Kemudian tahun 1959, pemerintah dibawah
kepemimpinan presiden Soekarno menetapkan Hari Kebangkitan Perempuan sebagai
hari besar nasional (SK Presiden RI No. 316/1959), sebelum akhirnya Soeharto
mengubah Hari Kebangkitan Perempuan menjadi Hari Ibu. Pengubahan nama tersebut
jelas tak mewakili semangat perempuan dalam kongres-kongres dan perjuangan
perempuan pada masa itu.
Kini setelah 90 tahun, situasi kaum
perempuan tak banyak berubah. Masih dalam belenggu dominasi budaya feodal
patriarkal. Jumlah perempuan hampir separuh dari total penduduk Indonesia yaitu
sekitar 49% yang didominasi perempuan buruh dan perempuan tani. Namun, secara ekonomi
perempuan masih mengalami diskriminasi upah baik di pabrik maupun di sektor perkebunan/agraria,
selain itu ketimpangan kepemilikan alat produksi juga masih dialami kaum
perempuan di Indonesia, dimana akses atas tanah masih sangat dibatasi. Hal paling
mencolok yang bisa kita lihat adalah sulitnya perempuan mendapatkan hak
naturalnya terkait cuti haid, cuti hamil, cuti melahirkan, dan hak menyusui
bayi yang baru dilahirkannya minimal selama 6 bulan.
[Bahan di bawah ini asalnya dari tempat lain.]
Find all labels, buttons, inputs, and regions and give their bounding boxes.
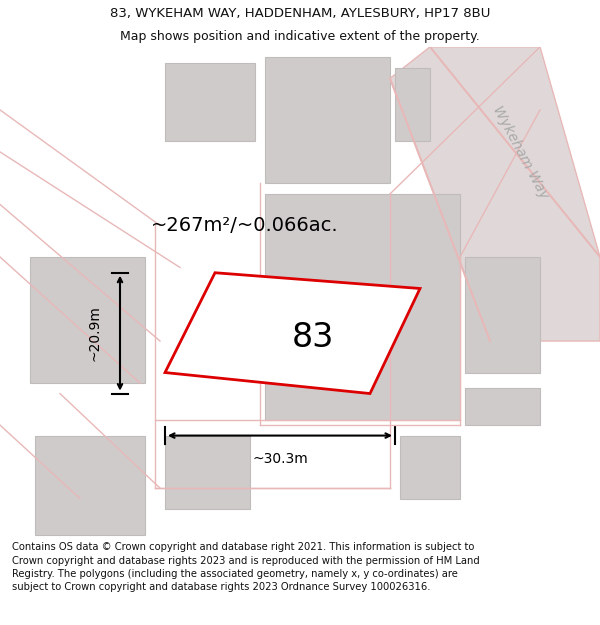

Jumlah buruh di KBN (kawasan berikat
nusantara) Cakung adalah 80,000 dan 90% didominasi buruh perempuan, namun tak
satupun perusahaan di kawasan tersebut menyediakan fasilitas menyusui untuk
buruhnya. Banyak kampanye yang kemudian mengaburkan
problem pokok perempuan buruh. Hanya bicara soal pelecehan seksual tetapi tidak
bicara soal diskriminasi upah dan system kerja kontrak yang menyebabkan
perempuan buruh menjadi mudah dilecehkan. Kenapa perempuan tidak berani
melawan? Karena upah dan sistem kerjanya yg diskriminatif Berbeda lagi bagi buruh perempuan di perkebunan kelapa sawit,
jangankan hal yang lain, hanya untuk mendapatkan cuti haid saja selangkangannya
harus disenter dan kemaluannya diraba demi memastikan bahwa buruh tersebut datang
bulan. Sungguh pelecehan seksual yang hakiki kata anak milenial masa kini
menyebutnya. Ditambah lagi upahnya yang sangat rendah dan kondisi kerja yang
buruk, semakin memiskinkan perempuan.
Di
Indonesia, jumlah kekerasan terhadap perempuan dan anak juga cenderung
meningkat. Menurut kementerian Pemberdayaan Perempuan, prevalensi kekerasan terhadap
anak-anak 33% dan kekerasan terhadap perempuan 30%. Sementara kekerasan seksual
terhadap anak laki-laki 8% dan prevalensi kekerasan seksual terhadap anak perempuan
3,6%. Bila anak Indonesia berjumlah 83 juta maka ada 600 ribu hingga 800 ribu kekerasan
seksual terhadap anak. Menurut Komnas Perempuan ada 259 ribu laporan kekerasan
terhadap perempuan sepanjang tahun 2017. 305 Ibu Indonesia yang meninggal
setiap 100.000 kelahiran bayi. Dari 5 juta kelahiran pertahun di Indonesia
dengan pertumbuhan penduduk 2%, maka masih ada sekurang-kurangnya 13.500 ibu
meninggal dunia setiap tahun.
Partisipasi politik perempuan juga masih
rendah. Perempuan hanya dijadikan komoditas politik merekrut suara jelang
pemilu semata. Jumlah perempuan di lembaga eksekutif dan lembaga legislatif relatif
timpang dibanding jumlah laki-laki. Kuota 30% yang ditetapkan pemerintah hari
ini juga semakin membatasi peran perempuan di pemerintahan. Meskipun aturan tersebut
sudah dihapuskan, tanpa memberi solusi bagaimana menaikkan partisipasi politik
perempuan di Indonesia. Problemnya bukanlah berapa prosentase jumlah perempuan
yang harus terlibat dalam pemerintahan, namun karena masih eksisnya sistem patriarki
yang dominan di negeri setengah jajahan dan setengah feodal (SJSF) ini.
Keadaan
mayoritas perempuan Indonesia adalah ironi pada saat yang bersamaan negara
membanggakan Sri Mulyani, Susi Pujiastuti, Hartati Mudaya Poo, bahkan Megawati
dan Grace Natalie. Kenapa hal ini terbelangsung, karena banyak kaum perempuan
di seluruh dunia dan di Indonesia bukanlah representasi dari kaum perempuan
pekerja dan rakyat, mereka mewakili kepentingan perempuan dari klas yang
berkuasa bahkan kepentingan imperialis dan klas-klas yang menjadi kaki tangannya di Indonesia.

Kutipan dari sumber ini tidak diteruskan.